Unable to run PySpark in Jupyter Notebook - Linux

I'm trying to run PySpark on my Jupyter Notebook locally on a server not connected to the internet. I installed PySpark and Java using the following:

conda install pyspark-3.3.0-pyhd8ed1ab_0.tar.bz2
conda install openjdk-8.0.332-h166bdaf_0.tar.bz2

When I do a !java -version in my notebook, I get

openjdk version "1.8.0_332"
OpenJDK Runtime Environment (Zulu (build 1.8.0_332-b09)
OpenJDK 64-Bit Server VM (Zulu (build 25.332-b09, mixed mode)

When I run !which java , I get


My code is as follows.

import os
os.environ['SPARK_HOME'] = "/root/anaconda3/pkgs/pyspark-3.3.0-pyhd8ed1ab_0/site_packages/pyspark"
os.environ['JAVA_HOME'] = "/root/anaconda3"
os.environ['PYSPARK_SUBMIT_ARGS'] = "--master local[2] pyspark-shell"

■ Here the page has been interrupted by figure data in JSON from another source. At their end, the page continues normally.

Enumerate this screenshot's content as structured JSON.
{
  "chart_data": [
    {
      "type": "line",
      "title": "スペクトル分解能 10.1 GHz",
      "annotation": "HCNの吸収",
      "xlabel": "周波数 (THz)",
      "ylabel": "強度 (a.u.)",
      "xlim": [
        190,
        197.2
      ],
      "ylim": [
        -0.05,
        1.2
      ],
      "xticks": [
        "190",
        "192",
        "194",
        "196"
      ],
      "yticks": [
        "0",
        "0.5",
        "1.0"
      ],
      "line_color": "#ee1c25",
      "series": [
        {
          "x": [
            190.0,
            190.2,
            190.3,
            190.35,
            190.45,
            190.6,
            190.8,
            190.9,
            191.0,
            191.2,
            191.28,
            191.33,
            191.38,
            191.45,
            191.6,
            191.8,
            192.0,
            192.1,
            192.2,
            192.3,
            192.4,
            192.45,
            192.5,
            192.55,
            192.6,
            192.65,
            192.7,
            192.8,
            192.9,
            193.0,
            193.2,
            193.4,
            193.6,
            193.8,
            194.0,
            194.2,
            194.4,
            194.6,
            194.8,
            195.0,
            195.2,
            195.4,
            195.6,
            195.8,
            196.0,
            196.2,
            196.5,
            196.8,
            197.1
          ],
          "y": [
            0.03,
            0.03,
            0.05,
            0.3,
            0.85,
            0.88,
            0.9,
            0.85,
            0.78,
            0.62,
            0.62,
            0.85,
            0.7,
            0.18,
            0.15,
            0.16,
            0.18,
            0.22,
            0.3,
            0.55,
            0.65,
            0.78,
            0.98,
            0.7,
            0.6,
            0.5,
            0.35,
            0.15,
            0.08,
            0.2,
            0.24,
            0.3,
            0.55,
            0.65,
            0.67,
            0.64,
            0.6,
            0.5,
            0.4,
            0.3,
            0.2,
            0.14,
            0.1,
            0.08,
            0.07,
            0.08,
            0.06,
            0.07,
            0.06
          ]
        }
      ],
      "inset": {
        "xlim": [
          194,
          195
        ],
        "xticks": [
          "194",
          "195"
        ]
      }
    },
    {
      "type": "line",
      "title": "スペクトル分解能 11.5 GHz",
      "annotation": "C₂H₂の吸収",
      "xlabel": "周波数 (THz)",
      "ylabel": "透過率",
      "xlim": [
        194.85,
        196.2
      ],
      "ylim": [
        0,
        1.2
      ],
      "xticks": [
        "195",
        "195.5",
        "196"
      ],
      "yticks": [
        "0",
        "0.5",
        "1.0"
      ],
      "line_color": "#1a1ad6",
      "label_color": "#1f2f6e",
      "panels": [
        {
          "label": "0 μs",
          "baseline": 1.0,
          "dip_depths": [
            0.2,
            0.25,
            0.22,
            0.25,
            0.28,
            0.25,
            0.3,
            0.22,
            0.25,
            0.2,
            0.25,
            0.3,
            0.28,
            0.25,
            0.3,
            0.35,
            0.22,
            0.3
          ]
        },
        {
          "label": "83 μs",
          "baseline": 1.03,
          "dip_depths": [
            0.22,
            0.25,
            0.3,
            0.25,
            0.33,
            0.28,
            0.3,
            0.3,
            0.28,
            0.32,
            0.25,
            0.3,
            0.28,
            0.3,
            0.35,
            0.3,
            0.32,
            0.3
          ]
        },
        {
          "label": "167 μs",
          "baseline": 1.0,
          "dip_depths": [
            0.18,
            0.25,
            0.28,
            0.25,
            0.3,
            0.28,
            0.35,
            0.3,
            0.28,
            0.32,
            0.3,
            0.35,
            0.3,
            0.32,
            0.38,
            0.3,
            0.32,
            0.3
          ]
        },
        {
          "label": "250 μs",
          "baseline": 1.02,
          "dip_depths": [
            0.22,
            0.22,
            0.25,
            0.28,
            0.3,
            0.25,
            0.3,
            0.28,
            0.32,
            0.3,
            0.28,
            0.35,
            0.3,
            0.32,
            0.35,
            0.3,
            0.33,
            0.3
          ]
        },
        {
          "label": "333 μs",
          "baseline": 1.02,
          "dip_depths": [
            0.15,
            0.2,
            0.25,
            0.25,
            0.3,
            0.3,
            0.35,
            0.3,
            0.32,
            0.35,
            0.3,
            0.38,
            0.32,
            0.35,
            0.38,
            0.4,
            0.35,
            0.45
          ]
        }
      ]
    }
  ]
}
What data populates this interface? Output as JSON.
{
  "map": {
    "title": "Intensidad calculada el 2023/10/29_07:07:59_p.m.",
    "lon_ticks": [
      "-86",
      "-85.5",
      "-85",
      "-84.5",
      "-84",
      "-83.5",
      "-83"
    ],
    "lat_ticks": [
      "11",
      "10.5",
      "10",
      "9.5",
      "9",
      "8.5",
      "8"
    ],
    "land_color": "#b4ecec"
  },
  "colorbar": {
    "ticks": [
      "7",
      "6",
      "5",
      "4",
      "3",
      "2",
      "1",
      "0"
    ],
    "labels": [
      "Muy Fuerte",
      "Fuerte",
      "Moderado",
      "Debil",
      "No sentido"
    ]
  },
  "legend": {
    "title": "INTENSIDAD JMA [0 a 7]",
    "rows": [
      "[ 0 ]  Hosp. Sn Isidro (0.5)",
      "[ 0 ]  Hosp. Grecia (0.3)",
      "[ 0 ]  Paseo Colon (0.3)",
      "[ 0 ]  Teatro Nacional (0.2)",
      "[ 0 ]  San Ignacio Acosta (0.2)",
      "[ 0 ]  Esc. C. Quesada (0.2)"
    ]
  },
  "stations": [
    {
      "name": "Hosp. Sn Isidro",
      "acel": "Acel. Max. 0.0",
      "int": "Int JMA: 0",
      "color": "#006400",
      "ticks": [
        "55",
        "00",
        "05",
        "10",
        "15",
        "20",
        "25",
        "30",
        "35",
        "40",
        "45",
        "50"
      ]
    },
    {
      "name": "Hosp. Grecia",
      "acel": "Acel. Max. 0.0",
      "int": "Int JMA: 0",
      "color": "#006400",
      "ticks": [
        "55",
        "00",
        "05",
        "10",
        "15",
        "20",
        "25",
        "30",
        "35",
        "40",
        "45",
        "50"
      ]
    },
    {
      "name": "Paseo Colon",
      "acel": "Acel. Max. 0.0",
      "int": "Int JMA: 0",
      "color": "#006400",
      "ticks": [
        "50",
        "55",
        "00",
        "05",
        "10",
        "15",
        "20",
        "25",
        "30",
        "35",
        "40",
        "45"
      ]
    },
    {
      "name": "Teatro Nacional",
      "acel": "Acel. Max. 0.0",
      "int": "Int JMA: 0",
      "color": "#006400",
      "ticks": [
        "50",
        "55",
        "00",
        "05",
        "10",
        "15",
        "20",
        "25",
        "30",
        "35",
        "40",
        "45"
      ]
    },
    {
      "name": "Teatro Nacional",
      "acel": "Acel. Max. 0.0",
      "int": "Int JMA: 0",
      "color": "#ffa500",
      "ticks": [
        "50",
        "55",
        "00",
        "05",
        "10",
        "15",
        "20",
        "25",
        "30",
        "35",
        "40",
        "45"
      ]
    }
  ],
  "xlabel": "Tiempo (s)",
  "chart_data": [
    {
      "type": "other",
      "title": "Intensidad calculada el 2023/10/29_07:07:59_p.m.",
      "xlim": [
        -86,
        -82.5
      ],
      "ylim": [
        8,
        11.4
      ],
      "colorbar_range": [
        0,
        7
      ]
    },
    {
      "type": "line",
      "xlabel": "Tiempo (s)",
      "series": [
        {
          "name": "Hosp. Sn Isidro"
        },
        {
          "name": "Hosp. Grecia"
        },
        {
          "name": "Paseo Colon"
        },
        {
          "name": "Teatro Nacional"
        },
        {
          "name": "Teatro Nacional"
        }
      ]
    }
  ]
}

from pyspark import SparkConf, SparkContext
conf = SparkConf().set('spark.driver.host','')
sc = SparkContext(master='local', appName='Test', conf=conf)

The error I got was (a snippet of it because I'm manually typing it here):

Exception in thread "main" java.lang.ExceptionInInitializerError
    at org.apache.spark.deploy.SparkSubmitArguments.$anonfun$loadEnvironmentArguments$3(SparkSubmitArguments.scala:157)
Caused by: java.net.UnknownHostException: abc: abc: Name or service not known
Caused by: java.net.UnknownHostException: abc: Name or service not known

Runtime Error: Java gateway process exited before sending its port number

"abc" is my server's hostname. What am I missing here?

I found out what the problem was.

Based on the error message java.net.UnknownHostException: abc: abc: Name or service not known , I suspected Java did not recognize my server hostname abc . So I added it to /etc/hosts under the loopback IP , and now I can run pyspark.